The code above makes simple matrix product operation between two matrices. Here is how the same code looks in terms of mathematical formulation:
\[\begin{bmatrix} 1 & 2 & 3 \\ 4 & 5 & 6 \\ \end{bmatrix} \cdot \begin{bmatrix} 1 & 2 \\ 3 & 4 \\ 5 & 6 \\ \end{bmatrix} = \begin{bmatrix} 22 & 28 \\ 49 & 64 \\ \end{bmatrix}\]If you run the previous code you will get this table:
RowIndex | ColumnIndex | MatrixProductValue |
---|---|---|
1 | 1 | 22.0000000 |
1 | 2 | 28.0000000 |
2 | 1 | 49.0000000 |
2 | 2 | 64.0000000 |
It’s easy to read the table. But if you had more elements in matrix it wouldn’t be like that.
Next step is a nonlinearity. In MySQL it is easy to make a function.
As an error function I used cross entropy. I defined it in a similar way with a few other function that will become useful later in process. So now we can create a forward propagation throught the network and compute its loss. Let’s put everything together and see what we get.

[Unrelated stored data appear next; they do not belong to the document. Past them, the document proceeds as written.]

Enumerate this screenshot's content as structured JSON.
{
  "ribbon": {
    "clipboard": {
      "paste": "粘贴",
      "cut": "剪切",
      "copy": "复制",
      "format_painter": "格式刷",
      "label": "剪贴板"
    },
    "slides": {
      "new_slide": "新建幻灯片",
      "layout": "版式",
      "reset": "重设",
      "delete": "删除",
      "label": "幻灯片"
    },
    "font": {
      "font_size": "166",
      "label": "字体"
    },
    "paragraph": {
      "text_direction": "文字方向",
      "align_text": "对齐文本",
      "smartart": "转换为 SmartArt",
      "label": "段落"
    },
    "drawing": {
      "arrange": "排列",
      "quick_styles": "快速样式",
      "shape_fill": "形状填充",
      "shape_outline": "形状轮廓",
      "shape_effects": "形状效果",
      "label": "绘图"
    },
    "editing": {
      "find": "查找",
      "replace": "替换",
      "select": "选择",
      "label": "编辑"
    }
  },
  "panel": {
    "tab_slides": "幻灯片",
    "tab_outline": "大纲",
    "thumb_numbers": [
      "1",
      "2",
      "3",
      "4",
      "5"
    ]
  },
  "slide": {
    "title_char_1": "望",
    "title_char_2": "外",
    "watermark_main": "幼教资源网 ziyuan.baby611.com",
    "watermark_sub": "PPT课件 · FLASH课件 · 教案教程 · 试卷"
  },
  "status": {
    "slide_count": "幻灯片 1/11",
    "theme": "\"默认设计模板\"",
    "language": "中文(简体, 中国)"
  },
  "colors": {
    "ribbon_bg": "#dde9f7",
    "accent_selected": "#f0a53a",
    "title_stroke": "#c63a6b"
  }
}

The last query makes a forward propagation through the network and produces two values. The first one is a row index that defines sample from the dataset. And the second one is a network output that defines probability. Here is network’s prediction for the first five samples:
RowIndex | Output |
---|---|
1 | 0.6848528 |
2 | 0.7493200 |
3 | 0.8303425 |
4 | 0.8625787 |
5 | 0.7528145 |
We can easely check the accuracy score
Accuracy |
---|
0.5000 |
The next step is a backward propagation. I tried a solution that will be flexible and can be useful for datasets that have arbitrary number of features. So I started the backward propagation with an update step. Here is how I managed to do the weight update procedure:
And finally, we can compute the gradient.
At this point we have everything we need to train the network. Now we can combine everything in MySQL procedure. That takes two parameters: step size and number of epochs.
And that’s it. Let’s try to train the network.
I’ve trained it for 7000 epochs with step size equals to 0,01. Let’s check the accuracy.
Accuracy |
---|
0.9800 |
Awesome! The network has been trained succesfully.
All the code you can find in the GitHub repository.